Il proprio corpo non è mai piaciuto agli adolescenti, ma prima era la fatica di riconoscerne la nuova forma sessualizzata, ora «non va mai bene rispetto all’ideale. Si cresce, oggi, per delusione più che per conflitto. E quando crolla l’ideale narcisista soffri. Ma non ti incazzi. Quando fallisci non ti incazzi, non riesci a esprimere la tua sofferenza». Cosa i ragazzi facciano di questo dolore inesprimibile, è stato elencato prima. «Ogni sintomo, cioè ogni azione di un adolescente, ha sempre due contenuti fondamentali: vuole comunicare disagio e sofferenza – ecco perché va preso molto sul serio ed è controproducente l’atteggiamento che si ha coi bambini, del tipo “non è niente, passa tutto, sei bellissimo e bravissimo” – e vuole lenire un dolore mentale». Tagliarsi, chiudersi in camera, sono forme di self fade (autodissolvenza). Persino l’utilizzo dei cannabinoidi ha perso il suo significato trasgressivo per diventare un lenitivo. […] Sono le sostanze più consumate dopo alcol, tabacco e cannabis, per “dormire, dimagrire, migliorare l’umore o essere più bravi a scuola. In una frase: per meritare di essere amati e sentirsi all’altezza della società e delle aspettative che questa impone”, sintetizza l’articolo. Anche prendersi a botte in molti casi è un modo per non sentire più quel male.
Fino a qui non è stata citata la pandemia perché tutto questo succedeva già prima.

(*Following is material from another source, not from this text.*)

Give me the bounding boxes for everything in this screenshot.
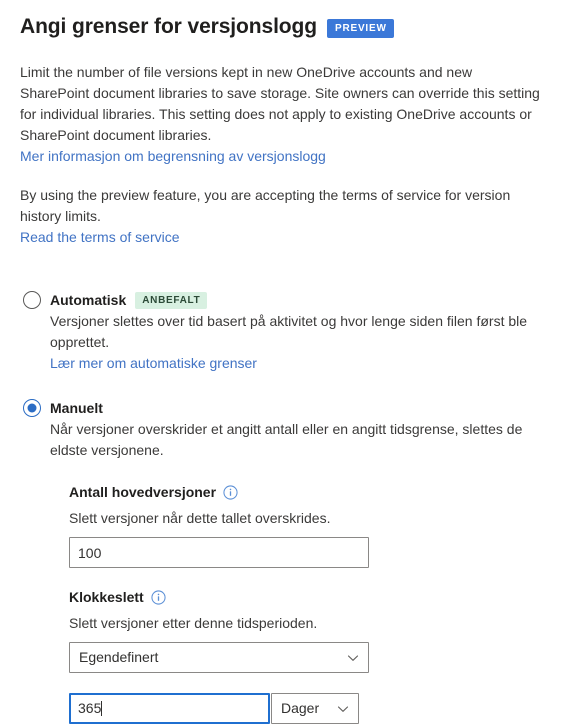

E ciò che è davvero accaduto poi, è stato che «gli adolescenti hanno aspettato la pandemia per poter dire finalmente: sto male», prosegue Lancini. Si sono concessi, con la complicità delle condizioni di vita estreme dei lockdown, di far esplodere il bubbone. Hanno protetto dal proprio dolore gli adulti, sempre più fragili, finché non ce l’hanno fatta più a non essere ascoltati. […] Come se ne esce? La famiglia affettiva è in crisi, ma ha il vantaggio di avere attivato canali di dialogo che possono essere sfruttati: «I ragazzi rispetto alle generazioni precedenti sono espertissimi di relazioni, non hanno timore degli adulti e anzi sono propensi a dar loro credito perché cercano disperatamente uno sguardo di ritorno. Grazie anche agli interventi di prevenzione nelle scuole, non hanno più paura del prefisso “psi”. Si potrebbe partire da questo, che non è poco. E da qualche domanda: vogliono che gli si chieda con curiosità come stanno, cosa fanno. E, oltre che “com’è andata a scuola?” anche “com’è andata online?” visto che, come dice il filosofo Luciano Floridi, viviamo tutti onlife», e la demonizzazione di web e social rischia di diventare una comoda ipocrisia.”